On Saturday morning, I had the opportunity of preaching at a congregation in Haifa, Israel. Here are some of my notes. I’ll post the rest soon.

“O God, In Light of the Growing Threats To Israel, Open Our Eyes”

  • On the one hand, the State of Israel is more secure and more prosperous today than ever before it its modern 64 year history.
  • On the other hand, Israel is increasingly surrounded by hostile and dangerous states.

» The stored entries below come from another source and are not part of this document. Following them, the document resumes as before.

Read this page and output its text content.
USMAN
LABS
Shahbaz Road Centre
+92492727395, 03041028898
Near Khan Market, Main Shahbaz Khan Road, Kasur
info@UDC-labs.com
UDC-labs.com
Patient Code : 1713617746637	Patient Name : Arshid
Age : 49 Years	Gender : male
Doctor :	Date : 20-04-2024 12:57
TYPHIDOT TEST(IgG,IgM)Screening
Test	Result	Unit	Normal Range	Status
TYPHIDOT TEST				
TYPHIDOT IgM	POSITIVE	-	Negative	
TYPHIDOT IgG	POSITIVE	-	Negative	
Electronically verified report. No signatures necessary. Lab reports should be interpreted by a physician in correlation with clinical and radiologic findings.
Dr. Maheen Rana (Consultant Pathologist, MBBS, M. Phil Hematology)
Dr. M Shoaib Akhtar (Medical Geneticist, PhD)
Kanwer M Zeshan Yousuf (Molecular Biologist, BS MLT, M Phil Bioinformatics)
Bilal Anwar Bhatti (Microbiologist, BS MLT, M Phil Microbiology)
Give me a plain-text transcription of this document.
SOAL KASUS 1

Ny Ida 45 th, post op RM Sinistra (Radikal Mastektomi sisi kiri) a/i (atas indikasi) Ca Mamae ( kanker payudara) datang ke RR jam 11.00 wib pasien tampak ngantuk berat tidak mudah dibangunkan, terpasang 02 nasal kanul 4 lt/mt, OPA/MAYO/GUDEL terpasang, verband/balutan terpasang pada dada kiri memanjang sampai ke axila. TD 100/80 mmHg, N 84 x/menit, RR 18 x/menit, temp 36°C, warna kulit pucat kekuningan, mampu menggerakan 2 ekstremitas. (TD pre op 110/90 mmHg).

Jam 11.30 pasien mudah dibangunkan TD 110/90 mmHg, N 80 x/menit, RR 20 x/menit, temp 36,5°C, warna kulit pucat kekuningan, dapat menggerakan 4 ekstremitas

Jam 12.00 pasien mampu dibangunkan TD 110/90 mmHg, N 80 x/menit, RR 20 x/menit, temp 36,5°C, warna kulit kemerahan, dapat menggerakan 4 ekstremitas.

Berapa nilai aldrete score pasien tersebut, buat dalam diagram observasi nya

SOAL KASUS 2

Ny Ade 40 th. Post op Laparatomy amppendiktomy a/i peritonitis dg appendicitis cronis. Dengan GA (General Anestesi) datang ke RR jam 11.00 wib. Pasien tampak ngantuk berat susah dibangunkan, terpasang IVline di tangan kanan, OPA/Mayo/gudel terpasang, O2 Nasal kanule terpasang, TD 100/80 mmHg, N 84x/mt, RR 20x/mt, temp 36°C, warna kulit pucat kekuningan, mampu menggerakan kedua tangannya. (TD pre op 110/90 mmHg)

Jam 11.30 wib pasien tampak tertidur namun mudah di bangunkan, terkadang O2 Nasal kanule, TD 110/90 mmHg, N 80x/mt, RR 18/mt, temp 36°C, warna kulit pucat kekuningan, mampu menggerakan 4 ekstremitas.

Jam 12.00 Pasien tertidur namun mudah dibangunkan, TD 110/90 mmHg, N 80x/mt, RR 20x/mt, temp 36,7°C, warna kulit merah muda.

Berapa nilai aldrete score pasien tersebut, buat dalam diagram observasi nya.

  • Radical Shia Twelvers run the Hezbollah terrorist organization which controls most of Lebanon and has an estimated 50,000 missiles and rockets aimed at Israel.
  • The bloodthirsty dictator Bashar al-Assad is slaughtering his own people by the thousands in Syria even as his regime is on the verge of implosion. Assad had thousands of rockets and missiles also aimed at Israel, as well as large stockpiles of chemical and biological weapons ready to be used to annihilate the Jewish people.
  • Iran, of course, is control by Radical Islamic Twelvers feverishly trying to build, buy or steal nuclear weapons and the ballistic missiles to fire them at Israel and wipe Israel “off the map.”
  • Egypt is now under the control of the Radical Muslim Brotherhood which wants to launch jihad against all Jews, Christians and infidels.
  • Jordan currently has a moderate leader in King Abdullah, but Radical Islamists are seeking to overthrow him and make Jordan a base camp to launch a war of annihilation against Israel.
  • Gaza is control by the Radical Muslims of the Hamas terror organization who continue to fire rockets, missiles and mortars at Israel.
  • Hamas is seeking to overthrow the Fatah/PLO leadership in the West Bank to mount a much more aggressive war against Israel.
  • In that context, we need the Lord to open our eyes to truly understand the threats to Israel, as well as understand God’s love and plan for Israel and her neighbors.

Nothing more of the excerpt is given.